Over the years, many memorials in various forms were installed in the chapel, and formed its most important feature. The earliest, dated 1836, commemorated a local woman and was added to as more family members died. In 1844, a memorial to a member of the Kemp family was placed on the south wall; again, more names were added later. Most memorials were in the form of painted wooden boards, although there were also some stone slabs and headstones. Immersion baptism took place in a stream nearby.

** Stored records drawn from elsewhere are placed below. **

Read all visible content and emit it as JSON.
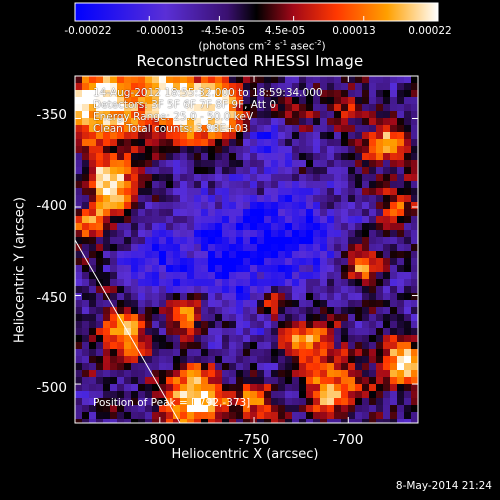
{
  "colorbar": {
    "ticks": [
      "-0.00022",
      "-0.00013",
      "-4.5e-05",
      "4.5e-05",
      "0.00013",
      "0.00022"
    ],
    "tick_values": [
      -0.00022,
      -0.00013,
      -4.5e-05,
      4.5e-05,
      0.00013,
      0.00022
    ],
    "range": [
      -0.00022,
      0.00022
    ]
  },
  "unit_prefix": "(photons cm",
  "unit_exp1": "-2",
  "unit_mid": " s",
  "unit_exp2": "-1",
  "unit_mid2": " asec",
  "unit_exp3": "-2",
  "unit_suffix": ")",
  "title": "Reconstructed RHESSI Image",
  "info": {
    "line1": "14-Aug-2012 18:55:32.000 to 18:59:34.000",
    "line2": "Detectors: 3F 5F 6F 7F 8F 9F, Att 0",
    "line3": "Energy Range: 25.0 - 50.0 keV",
    "line4": "Clean    Total counts: 3.98E+03"
  },
  "peak_label": "Position of Peak = [-792,-373]",
  "axes": {
    "xlabel": "Heliocentric X (arcsec)",
    "ylabel": "Heliocentric Y (arcsec)",
    "xticks": [
      "-800",
      "-750",
      "-700"
    ],
    "xtick_values": [
      -800,
      -750,
      -700
    ],
    "yticks": [
      "-350",
      "-400",
      "-450",
      "-500"
    ],
    "ytick_values": [
      -350,
      -400,
      -450,
      -500
    ],
    "xlim": [
      -845,
      -663
    ],
    "ylim": [
      -522,
      -326
    ]
  },
  "timestamp": "8-May-2014 21:24",
  "colors": {
    "background": "#000000",
    "colormap": [
      "#0000ff",
      "#6a2fd0",
      "#4a1a8a",
      "#000000",
      "#c0101a",
      "#ff5a00",
      "#ffa800",
      "#ffffff"
    ]
  }
}
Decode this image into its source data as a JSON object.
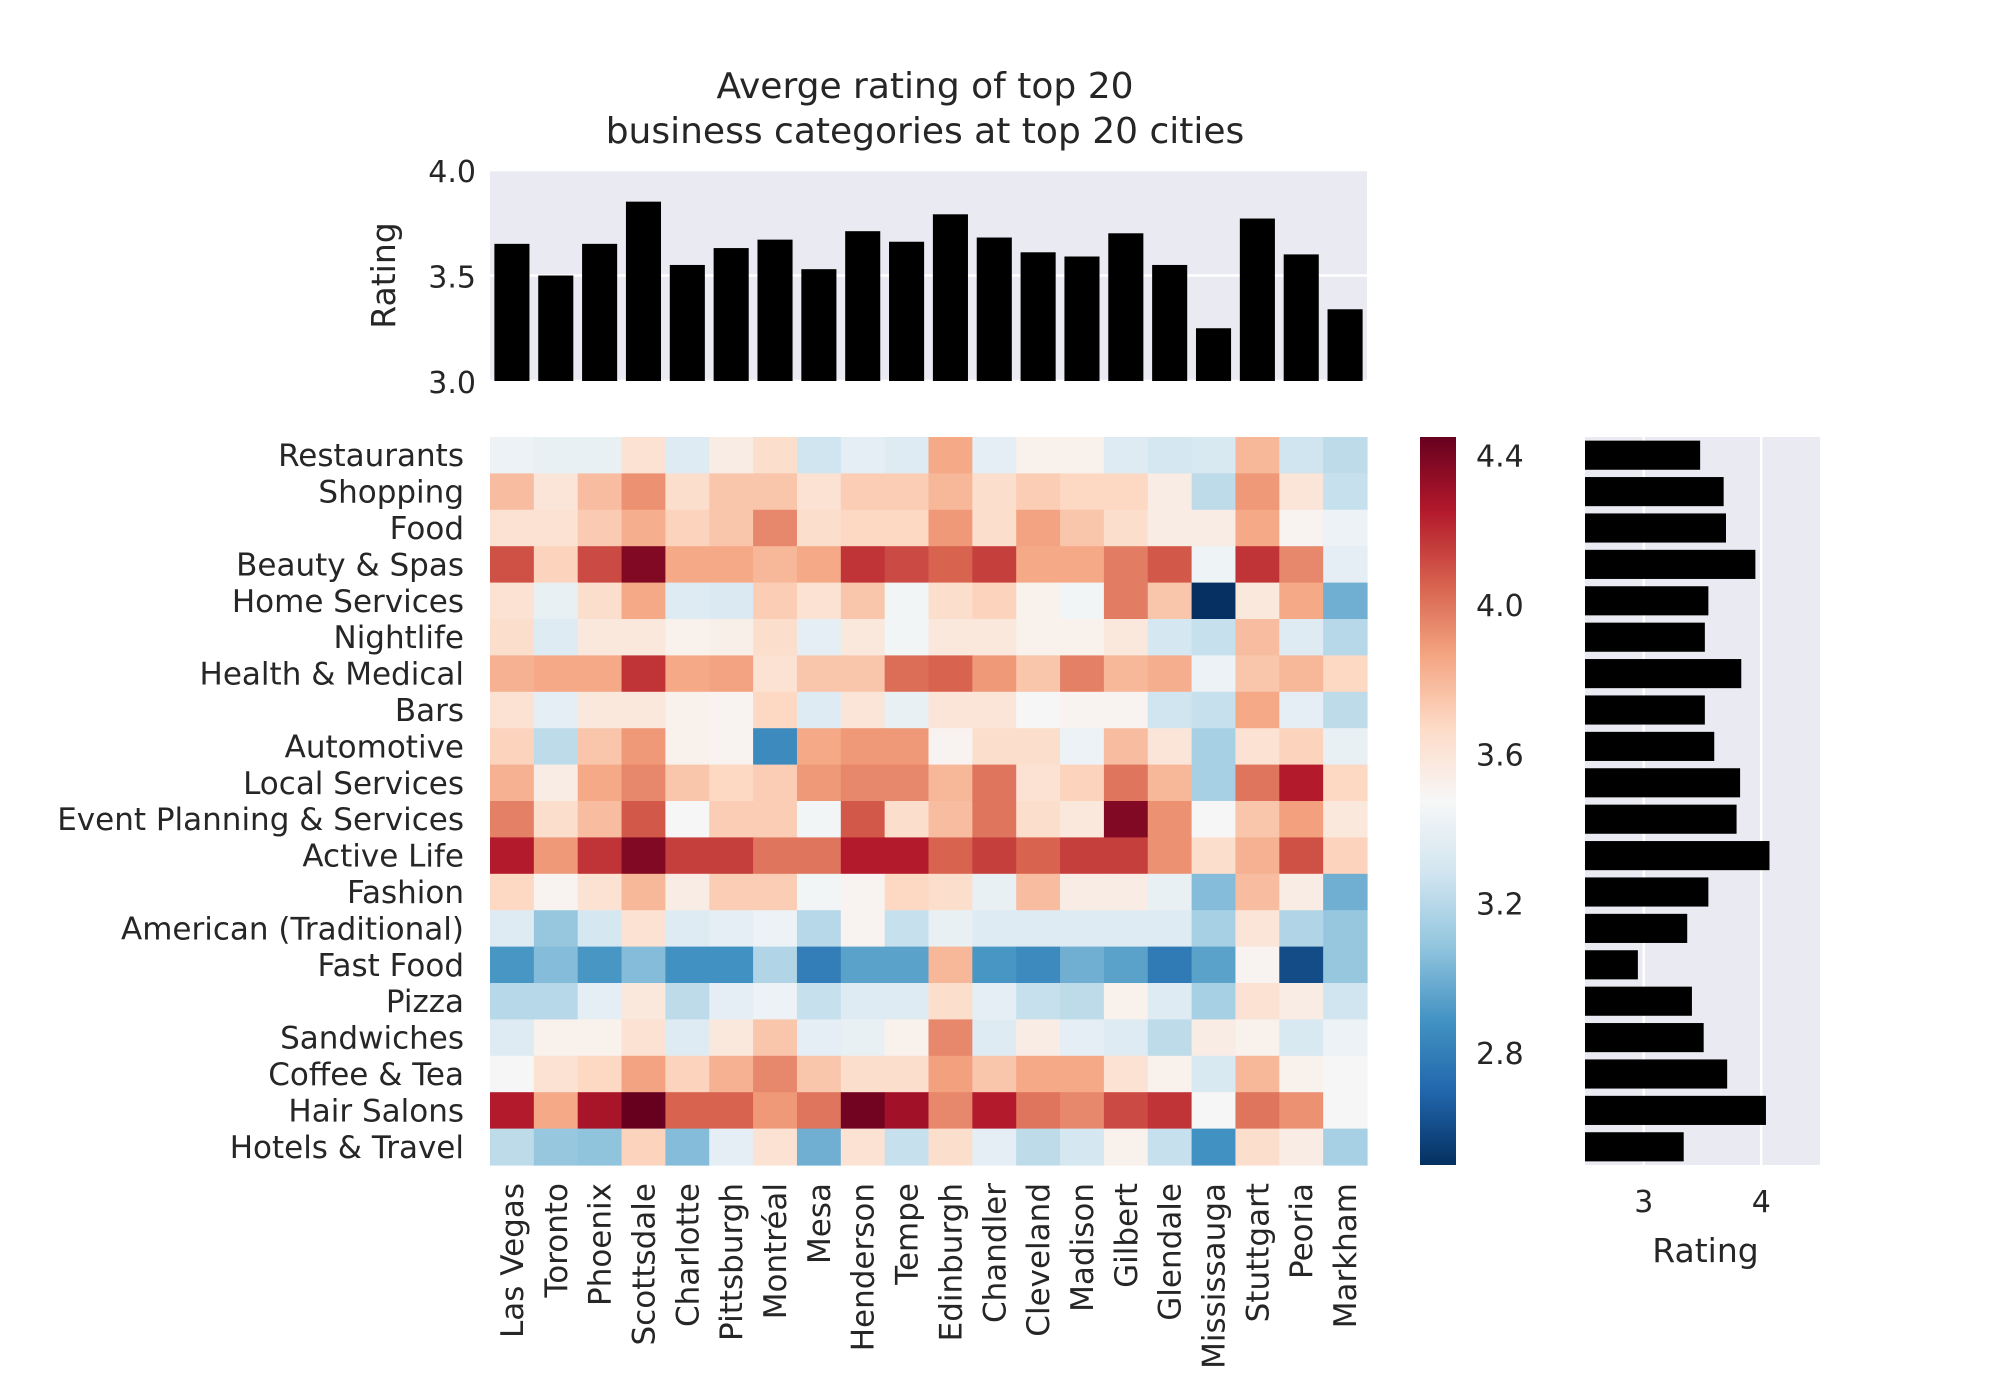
{
  "title_line1": "Averge rating of top 20",
  "title_line2": "business categories at top 20 cities",
  "chart_data": [
    {
      "type": "bar",
      "name": "top-bar",
      "categories": [
        "Las Vegas",
        "Toronto",
        "Phoenix",
        "Scottsdale",
        "Charlotte",
        "Pittsburgh",
        "Montréal",
        "Mesa",
        "Henderson",
        "Tempe",
        "Edinburgh",
        "Chandler",
        "Cleveland",
        "Madison",
        "Gilbert",
        "Glendale",
        "Mississauga",
        "Stuttgart",
        "Peoria",
        "Markham"
      ],
      "values": [
        3.65,
        3.5,
        3.65,
        3.85,
        3.55,
        3.63,
        3.67,
        3.53,
        3.71,
        3.66,
        3.79,
        3.68,
        3.61,
        3.59,
        3.7,
        3.55,
        3.25,
        3.77,
        3.6,
        3.34
      ],
      "ylabel": "Rating",
      "ylim": [
        3.0,
        4.0
      ],
      "yticks": [
        "3.0",
        "3.5",
        "4.0"
      ],
      "grid": true,
      "bar_color": "#000000",
      "background": "#eaeaf2"
    },
    {
      "type": "heatmap",
      "name": "ratings-heatmap",
      "rows": [
        "Restaurants",
        "Shopping",
        "Food",
        "Beauty & Spas",
        "Home Services",
        "Nightlife",
        "Health & Medical",
        "Bars",
        "Automotive",
        "Local Services",
        "Event Planning & Services",
        "Active Life",
        "Fashion",
        "American (Traditional)",
        "Fast Food",
        "Pizza",
        "Sandwiches",
        "Coffee & Tea",
        "Hair Salons",
        "Hotels & Travel"
      ],
      "columns": [
        "Las Vegas",
        "Toronto",
        "Phoenix",
        "Scottsdale",
        "Charlotte",
        "Pittsburgh",
        "Montréal",
        "Mesa",
        "Henderson",
        "Tempe",
        "Edinburgh",
        "Chandler",
        "Cleveland",
        "Madison",
        "Gilbert",
        "Glendale",
        "Mississauga",
        "Stuttgart",
        "Peoria",
        "Markham"
      ],
      "values": [
        [
          3.42,
          3.4,
          3.4,
          3.62,
          3.35,
          3.55,
          3.65,
          3.28,
          3.38,
          3.35,
          3.85,
          3.38,
          3.52,
          3.52,
          3.35,
          3.3,
          3.32,
          3.8,
          3.28,
          3.22
        ],
        [
          3.78,
          3.6,
          3.78,
          3.92,
          3.65,
          3.75,
          3.75,
          3.62,
          3.72,
          3.72,
          3.8,
          3.65,
          3.72,
          3.68,
          3.68,
          3.55,
          3.22,
          3.9,
          3.6,
          3.25
        ],
        [
          3.62,
          3.62,
          3.73,
          3.83,
          3.7,
          3.75,
          3.95,
          3.65,
          3.68,
          3.68,
          3.9,
          3.65,
          3.87,
          3.75,
          3.65,
          3.55,
          3.55,
          3.85,
          3.5,
          3.42
        ],
        [
          4.1,
          3.7,
          4.12,
          4.38,
          3.85,
          3.85,
          3.8,
          3.85,
          4.18,
          4.12,
          4.05,
          4.15,
          3.85,
          3.85,
          3.98,
          4.08,
          3.43,
          4.18,
          3.95,
          3.38
        ],
        [
          3.62,
          3.4,
          3.65,
          3.85,
          3.35,
          3.33,
          3.72,
          3.62,
          3.75,
          3.45,
          3.65,
          3.7,
          3.52,
          3.45,
          3.98,
          3.75,
          2.5,
          3.58,
          3.85,
          3.0
        ],
        [
          3.65,
          3.35,
          3.58,
          3.58,
          3.52,
          3.53,
          3.65,
          3.38,
          3.58,
          3.45,
          3.58,
          3.58,
          3.52,
          3.52,
          3.58,
          3.3,
          3.25,
          3.78,
          3.35,
          3.2
        ],
        [
          3.82,
          3.85,
          3.85,
          4.18,
          3.85,
          3.87,
          3.62,
          3.75,
          3.75,
          4.02,
          4.05,
          3.9,
          3.75,
          3.97,
          3.8,
          3.83,
          3.42,
          3.75,
          3.8,
          3.68
        ],
        [
          3.62,
          3.38,
          3.58,
          3.58,
          3.52,
          3.5,
          3.68,
          3.35,
          3.6,
          3.4,
          3.6,
          3.6,
          3.48,
          3.5,
          3.5,
          3.28,
          3.25,
          3.85,
          3.38,
          3.22
        ],
        [
          3.7,
          3.22,
          3.75,
          3.9,
          3.52,
          3.5,
          2.85,
          3.85,
          3.9,
          3.9,
          3.5,
          3.65,
          3.65,
          3.42,
          3.78,
          3.6,
          3.15,
          3.62,
          3.7,
          3.4
        ],
        [
          3.82,
          3.55,
          3.85,
          3.95,
          3.75,
          3.68,
          3.72,
          3.9,
          3.95,
          3.95,
          3.8,
          4.0,
          3.62,
          3.7,
          4.0,
          3.8,
          3.15,
          4.0,
          4.25,
          3.68
        ],
        [
          3.97,
          3.65,
          3.78,
          4.08,
          3.48,
          3.72,
          3.72,
          3.45,
          4.08,
          3.65,
          3.78,
          4.0,
          3.65,
          3.58,
          4.38,
          3.92,
          3.48,
          3.75,
          3.88,
          3.58
        ],
        [
          4.25,
          3.9,
          4.18,
          4.38,
          4.15,
          4.15,
          4.0,
          4.0,
          4.25,
          4.25,
          4.05,
          4.15,
          4.05,
          4.15,
          4.15,
          3.92,
          3.65,
          3.82,
          4.1,
          3.7
        ],
        [
          3.68,
          3.5,
          3.62,
          3.8,
          3.55,
          3.72,
          3.72,
          3.45,
          3.5,
          3.68,
          3.65,
          3.4,
          3.78,
          3.55,
          3.55,
          3.4,
          3.05,
          3.78,
          3.55,
          3.0
        ],
        [
          3.35,
          3.1,
          3.3,
          3.62,
          3.35,
          3.38,
          3.42,
          3.2,
          3.5,
          3.25,
          3.4,
          3.35,
          3.35,
          3.35,
          3.35,
          3.35,
          3.15,
          3.6,
          3.18,
          3.1
        ],
        [
          2.9,
          3.05,
          2.9,
          3.05,
          2.88,
          2.88,
          3.18,
          2.8,
          2.95,
          2.95,
          3.8,
          2.9,
          2.85,
          3.0,
          2.95,
          2.78,
          2.95,
          3.5,
          2.6,
          3.1
        ],
        [
          3.2,
          3.2,
          3.38,
          3.58,
          3.22,
          3.38,
          3.42,
          3.25,
          3.35,
          3.35,
          3.65,
          3.38,
          3.25,
          3.22,
          3.52,
          3.35,
          3.15,
          3.62,
          3.55,
          3.28
        ],
        [
          3.35,
          3.52,
          3.52,
          3.62,
          3.35,
          3.58,
          3.75,
          3.38,
          3.4,
          3.52,
          3.95,
          3.35,
          3.55,
          3.38,
          3.35,
          3.22,
          3.55,
          3.52,
          3.32,
          3.42
        ],
        [
          3.48,
          3.62,
          3.68,
          3.87,
          3.7,
          3.82,
          3.95,
          3.75,
          3.65,
          3.65,
          3.88,
          3.75,
          3.85,
          3.85,
          3.62,
          3.52,
          3.32,
          3.8,
          3.52,
          3.48
        ],
        [
          4.25,
          3.85,
          4.28,
          4.45,
          4.05,
          4.05,
          3.9,
          4.0,
          4.42,
          4.3,
          3.95,
          4.25,
          4.0,
          3.95,
          4.12,
          4.18,
          3.48,
          4.0,
          3.92,
          3.48
        ],
        [
          3.22,
          3.1,
          3.08,
          3.7,
          3.05,
          3.38,
          3.62,
          3.0,
          3.62,
          3.25,
          3.65,
          3.38,
          3.22,
          3.3,
          3.52,
          3.25,
          2.88,
          3.65,
          3.55,
          3.15
        ]
      ],
      "colormap": "RdBu_r",
      "vmin": 2.5,
      "vmax": 4.45
    },
    {
      "type": "colorbar",
      "name": "colorbar",
      "ticks": [
        "2.8",
        "3.2",
        "3.6",
        "4.0",
        "4.4"
      ],
      "tick_values": [
        2.8,
        3.2,
        3.6,
        4.0,
        4.4
      ],
      "vmin": 2.5,
      "vmax": 4.45
    },
    {
      "type": "bar",
      "name": "side-bar",
      "orientation": "horizontal",
      "categories": [
        "Restaurants",
        "Shopping",
        "Food",
        "Beauty & Spas",
        "Home Services",
        "Nightlife",
        "Health & Medical",
        "Bars",
        "Automotive",
        "Local Services",
        "Event Planning & Services",
        "Active Life",
        "Fashion",
        "American (Traditional)",
        "Fast Food",
        "Pizza",
        "Sandwiches",
        "Coffee & Tea",
        "Hair Salons",
        "Hotels & Travel"
      ],
      "values": [
        3.48,
        3.68,
        3.7,
        3.95,
        3.55,
        3.52,
        3.83,
        3.52,
        3.6,
        3.82,
        3.79,
        4.07,
        3.55,
        3.37,
        2.95,
        3.41,
        3.51,
        3.71,
        4.04,
        3.34
      ],
      "xlabel": "Rating",
      "xlim": [
        2.5,
        4.5
      ],
      "xticks": [
        "3",
        "4"
      ],
      "grid": true,
      "bar_color": "#000000",
      "background": "#eaeaf2"
    }
  ]
}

The religious census of Sussex in 1851 recorded that the "Rehoboth Calvinistic Baptist Chapel" had 500 sittings, all of which were free; and attendances at morning and afternoon services were given as 235 and 300 respectively. Attendances declined in the 20th century, and in 1986 conversion to a house was suggested. This happened soon afterwards, and the building is still in residential use. Some changes have been made, such as the removal of original shutters on the south-facing windows. The chapel's registration for the solemnisation of marriages was formally cancelled by the General Register Office in March 1980.

The Rehoboth Chapel was Grade II listed on 12 April 1978.

==Architecture==
The chapel is a weatherboarded single-storey building with timber-framed walls and a slate-tiled roof with eaves. The construction date of 1824 is visible on a stone on the exterior. The three original bays have, from east to west, a large round-arched window, a doorway with a straight hood mould, and another window in the same style. The westernmost bay has an identical window and a small door, again flat-hooded. The windows are sashes and originally had wooden shutters.

The building was mostly of timber construction inside. A three-sided gallery was held up by wooden columns with decorative mouldings at the top and bottom, and three king posts supported the roof (two in the original part of the chapel and one in the western extension). The extension is given further structural stability by five iron columns on the north side. Seven burial vaults with brick walls survive underneath the chapel.